Suyun hafızası fikri, 1980’lerin sonlarında Jacques Benveniste’nin laboratuvarında ortaya çıktı ve 20 yıl sonra, giderek artan sayıda bilim adamı temel sonuçları doğruladıklarını bildirse de, tartışma hala devam ediyor.
Çalışan bir hipotez, moleküllerin birbirleriyle fiziksel temasta olmadan bilgi alışverişinde bulunarak iletişim kurabilecekleri ve en azından bazı biyolojik fonksiyonların belirli bir molekülün belirli enerji modları özellikleri tarafından taklit edilebileceğiydi.

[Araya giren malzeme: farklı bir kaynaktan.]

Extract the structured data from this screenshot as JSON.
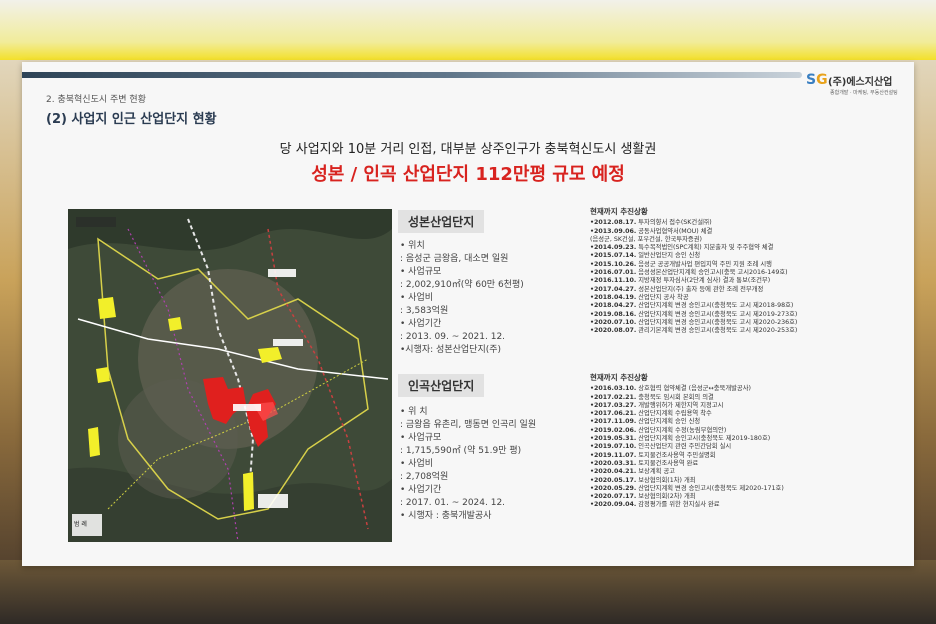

Bu düşünceler, biyolojik sinyallemenin elektromanyetik yollarla iletilebileceği spekülasyonuna yol açan keşif araştırmasını bilgilendirdi. 1991 civarında, belirli moleküler sinyallerin hassas biyolojik sistemlere aktarımı, bir amplifikatör ve elektromanyetik bobinler kullanılarak sağlandı.
1995 yılında, bir multimedya bilgisayar kullanarak bu sinyalleri kaydetmek, sayısallaştırmak ve yeniden oynatmak için daha karmaşık bir prosedür oluşturuldu. Fiziksel ve kimyasal bir bakış açısıyla, bu deneyler bir bilmece oluşturuyor, çünkü moleküler sinyallere maruz kalmanın bu tür “su hafızasını” hangi mekanizmanın sürdürebileceği açık değil.

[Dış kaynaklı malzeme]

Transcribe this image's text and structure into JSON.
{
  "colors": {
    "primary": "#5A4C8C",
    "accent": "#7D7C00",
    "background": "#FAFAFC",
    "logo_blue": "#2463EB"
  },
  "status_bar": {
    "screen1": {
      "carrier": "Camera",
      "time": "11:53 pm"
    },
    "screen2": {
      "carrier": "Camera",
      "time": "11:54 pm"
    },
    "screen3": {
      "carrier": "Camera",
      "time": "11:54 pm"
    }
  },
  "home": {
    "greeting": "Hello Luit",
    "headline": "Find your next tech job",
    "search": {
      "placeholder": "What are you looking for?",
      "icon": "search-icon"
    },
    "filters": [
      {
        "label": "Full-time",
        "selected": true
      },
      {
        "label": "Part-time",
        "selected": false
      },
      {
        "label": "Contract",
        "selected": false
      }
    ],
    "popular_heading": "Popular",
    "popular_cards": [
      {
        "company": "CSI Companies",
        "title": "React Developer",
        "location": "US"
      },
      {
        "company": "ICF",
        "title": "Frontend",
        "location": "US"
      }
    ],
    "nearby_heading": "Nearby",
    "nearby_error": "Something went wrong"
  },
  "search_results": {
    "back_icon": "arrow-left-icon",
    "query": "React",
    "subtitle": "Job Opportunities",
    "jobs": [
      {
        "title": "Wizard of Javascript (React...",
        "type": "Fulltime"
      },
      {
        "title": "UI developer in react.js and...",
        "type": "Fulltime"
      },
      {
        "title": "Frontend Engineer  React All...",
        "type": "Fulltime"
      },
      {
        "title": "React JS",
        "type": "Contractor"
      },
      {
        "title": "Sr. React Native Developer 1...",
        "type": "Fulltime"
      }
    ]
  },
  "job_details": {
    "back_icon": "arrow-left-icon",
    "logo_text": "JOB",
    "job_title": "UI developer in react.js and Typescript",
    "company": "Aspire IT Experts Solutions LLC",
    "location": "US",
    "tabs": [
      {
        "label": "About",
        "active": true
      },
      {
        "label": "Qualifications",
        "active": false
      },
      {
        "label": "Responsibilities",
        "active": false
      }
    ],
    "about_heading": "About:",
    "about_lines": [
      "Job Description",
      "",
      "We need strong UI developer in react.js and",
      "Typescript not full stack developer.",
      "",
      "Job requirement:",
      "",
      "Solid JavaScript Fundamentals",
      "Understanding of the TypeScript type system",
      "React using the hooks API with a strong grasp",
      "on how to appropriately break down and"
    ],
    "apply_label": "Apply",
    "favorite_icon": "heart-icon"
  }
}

Biyolojik bir bakış açısından bulmaca, damgalanmış etkinin (su yapısı) doğasının biyolojik işlevi nasıl etkileyebileceğidir. Ayrıca, bu gözlemlerin geniş kapsamlı çıkarımları, gözden kaçan artefaktları ortadan kaldırmak için çok sayıda ve tekrarlanan deneysel testler gerektirir. Belki de daha önemli olan, etkinin genelliğini keşfetmek için deneylerin diğer gruplar tarafından ve diğer modellerle tekrarlanmasıdır.
Sonuç olarak, ortaya çıkan bu bağımsız deneysel çalışmalar birbirine benzer sonuçlar çıkarır.